Although I had never really considered my dog to be depressed, she did spend a lot of time on the couch come to think of it. Problem was, I could never get her to talk about her childhood. However, come to find out, not only was Prozac handy as a doggy upper, but also as a doggy downer. And seeing as how we had tried the natural route – citronella spray bark collars and “Herbal Calming Treats” (the whole lot of which was devoured in one rampage, foil bag included) – maybe something a little stronger was in order.
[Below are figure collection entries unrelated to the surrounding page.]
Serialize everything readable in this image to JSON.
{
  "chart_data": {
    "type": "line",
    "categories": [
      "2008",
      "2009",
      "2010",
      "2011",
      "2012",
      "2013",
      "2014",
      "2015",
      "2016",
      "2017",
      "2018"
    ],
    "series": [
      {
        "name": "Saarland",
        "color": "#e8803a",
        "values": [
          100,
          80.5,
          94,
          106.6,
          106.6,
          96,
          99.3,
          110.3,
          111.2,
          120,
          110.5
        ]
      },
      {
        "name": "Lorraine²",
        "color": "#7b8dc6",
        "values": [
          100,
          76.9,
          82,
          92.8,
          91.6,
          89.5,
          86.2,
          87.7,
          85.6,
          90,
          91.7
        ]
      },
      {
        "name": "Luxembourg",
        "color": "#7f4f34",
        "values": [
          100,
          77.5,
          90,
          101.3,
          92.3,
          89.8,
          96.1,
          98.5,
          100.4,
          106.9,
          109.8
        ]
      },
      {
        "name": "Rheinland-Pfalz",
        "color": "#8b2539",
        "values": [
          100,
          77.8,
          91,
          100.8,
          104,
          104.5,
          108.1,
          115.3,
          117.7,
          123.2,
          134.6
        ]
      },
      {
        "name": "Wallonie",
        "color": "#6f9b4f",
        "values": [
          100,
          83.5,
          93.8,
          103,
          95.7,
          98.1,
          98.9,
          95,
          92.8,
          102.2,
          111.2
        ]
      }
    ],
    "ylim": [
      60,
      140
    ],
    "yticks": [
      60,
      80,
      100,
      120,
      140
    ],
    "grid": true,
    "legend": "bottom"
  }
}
But I couldn’t help but wonder. Was it right to subject an innocent animal to pharmaceuticals? Not to mention the fact that there are people in the world without food or clean water, and here I was buying anti-anxiety medication for my stressed-out dog. And for some strange reason, I couldn’t seem to shake the whole Rosemary Kennedy tragedy.

But the final straw came when an unmarked envelope arrived in my mailbox. It was a letter informing me that, although neither wind, snow nor sleet could stop the U.S. mail, a 40-pound Aussie shepherd-heeler could. That’s right, I, “Mrs. Betol” (no wonder I’ve never won the Publisher’s Clearinghouse) had landed on a U.S. government watchlist for harboring an animal that interfered with U.S. postal delivery. Seems I had slacked on latching the screen door, and tipped off by the dog down the street, Daisy had given her arch nemesis a run for his life. And until I could guarantee to keep her under wraps, I could pick up my mail in person, at the post office.

And so, after much soul searching, and with the blessing of a sympathetic vet, I decided there might be something to this whole “better living through chemistry” thing. That’s right, I, Mrs. Betol, government blacklister, am the newest member of the Prozac Nation.

OK, so I’ll probably be on file with the feds till the day I die, but at least I’m getting my mail again. And Daisy seems to be adjusting well to her new serotonin levels. Sure, she’ll probably never make friends with the man in blue, but “my project” just might not get the boot after all.